Hence, angle \[\theta \] is the same for both fringes.
We have single slit diffraction formula,
\[d\sin \theta =n\lambda \] --------- 1
Where,
\[\theta \] is the angle from the center of the wall to the dark fringe
\[n\] is a positive integer \[\left( n=1,2,3..... \right)\]
\[\lambda \] is the wavelength of light
\[d\] is the width of the slit
For small values of \[\theta \], \[\sin \theta \approx \theta \]
The, from figure
\[\theta =\dfrac{y}{D}\] ------- (2)
\[\text{D}\] is the distance from slit to screen.
The distance between points A and B = The distance between B and C \[\text{= y}\]
Then, The distance between points A and C
\[\text{= 2y}\]
Substitute 2 in equation 1.
\[d\dfrac{y}{D}=n\lambda \]
Then,
\[y=\dfrac{n\lambda D}{d}\]
For\[n=1\]
\[y=\dfrac{\lambda D}{d}\] --------- (3)
Given,
\[\lambda =600\times {{10}^{-9}}m\],
\[D=2m\], \[d=1\times {{10}^{-3}}m\]
Substitute the value of \[\lambda \],\[D\] and \[d\] in equation 3
\[y=\dfrac{600\times {{10}^{-9}}\times 2}{1\times {{10}^{-3}}}=1.2mm\]
Therefore, \[\text{Distance AC = 2y = 2}\times \text{1}\text{.2 = 2}\text{.4mm}\]

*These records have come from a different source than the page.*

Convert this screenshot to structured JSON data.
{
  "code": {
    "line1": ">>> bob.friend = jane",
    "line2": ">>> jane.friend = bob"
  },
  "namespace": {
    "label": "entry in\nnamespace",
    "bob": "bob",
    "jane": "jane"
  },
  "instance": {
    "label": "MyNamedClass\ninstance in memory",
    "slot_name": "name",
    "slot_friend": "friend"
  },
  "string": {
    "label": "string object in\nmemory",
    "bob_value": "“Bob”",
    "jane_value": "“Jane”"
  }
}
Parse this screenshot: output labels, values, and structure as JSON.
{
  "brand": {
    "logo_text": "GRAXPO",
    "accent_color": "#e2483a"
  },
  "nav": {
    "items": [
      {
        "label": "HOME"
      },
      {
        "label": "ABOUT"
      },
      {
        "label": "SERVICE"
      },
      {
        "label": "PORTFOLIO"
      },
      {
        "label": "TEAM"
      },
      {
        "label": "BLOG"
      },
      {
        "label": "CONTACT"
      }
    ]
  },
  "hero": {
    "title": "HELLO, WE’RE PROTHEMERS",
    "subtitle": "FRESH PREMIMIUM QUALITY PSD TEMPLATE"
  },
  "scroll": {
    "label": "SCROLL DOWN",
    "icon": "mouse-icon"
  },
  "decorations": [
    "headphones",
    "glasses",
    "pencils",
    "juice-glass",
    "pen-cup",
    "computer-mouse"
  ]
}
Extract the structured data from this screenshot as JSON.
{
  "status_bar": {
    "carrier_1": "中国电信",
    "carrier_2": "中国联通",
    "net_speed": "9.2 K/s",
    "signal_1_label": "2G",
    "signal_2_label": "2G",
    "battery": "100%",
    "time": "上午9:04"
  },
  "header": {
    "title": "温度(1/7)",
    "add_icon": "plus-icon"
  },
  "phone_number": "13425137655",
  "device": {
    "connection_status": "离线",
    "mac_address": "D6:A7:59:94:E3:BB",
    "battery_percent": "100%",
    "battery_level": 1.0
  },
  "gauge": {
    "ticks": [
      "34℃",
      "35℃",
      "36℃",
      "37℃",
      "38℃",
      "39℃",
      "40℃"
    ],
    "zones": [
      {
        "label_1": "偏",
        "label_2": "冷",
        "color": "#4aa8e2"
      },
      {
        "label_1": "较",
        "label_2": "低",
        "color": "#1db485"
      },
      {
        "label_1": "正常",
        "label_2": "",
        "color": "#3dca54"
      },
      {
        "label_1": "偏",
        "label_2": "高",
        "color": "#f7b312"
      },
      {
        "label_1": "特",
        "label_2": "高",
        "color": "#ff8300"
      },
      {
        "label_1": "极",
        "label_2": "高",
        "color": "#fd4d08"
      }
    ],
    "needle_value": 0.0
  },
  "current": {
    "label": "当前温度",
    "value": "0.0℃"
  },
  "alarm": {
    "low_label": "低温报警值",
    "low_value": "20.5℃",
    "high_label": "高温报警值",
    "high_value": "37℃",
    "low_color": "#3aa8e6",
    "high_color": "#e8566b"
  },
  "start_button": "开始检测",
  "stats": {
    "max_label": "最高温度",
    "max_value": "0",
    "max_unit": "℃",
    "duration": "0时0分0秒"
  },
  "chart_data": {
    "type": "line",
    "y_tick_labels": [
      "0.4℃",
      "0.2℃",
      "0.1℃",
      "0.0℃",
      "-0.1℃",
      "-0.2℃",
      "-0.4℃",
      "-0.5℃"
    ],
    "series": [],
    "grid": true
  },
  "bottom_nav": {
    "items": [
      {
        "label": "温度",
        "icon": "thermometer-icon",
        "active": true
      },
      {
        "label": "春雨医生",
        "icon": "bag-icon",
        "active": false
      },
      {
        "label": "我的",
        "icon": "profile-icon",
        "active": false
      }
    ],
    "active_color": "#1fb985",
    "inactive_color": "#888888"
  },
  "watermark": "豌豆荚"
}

Hence, the answer is option D.

Note: For the fixed values of \[\lambda \] and \[n\], as the \[d\] gets smaller, \[\theta \] increases and vice versa. From the single slit formula, we can understand that the wave effects are most noticeable when the wave encountering object (here, slits a distance \[d\] apart) is small. Small values of \[d\] give large values of \[\theta \].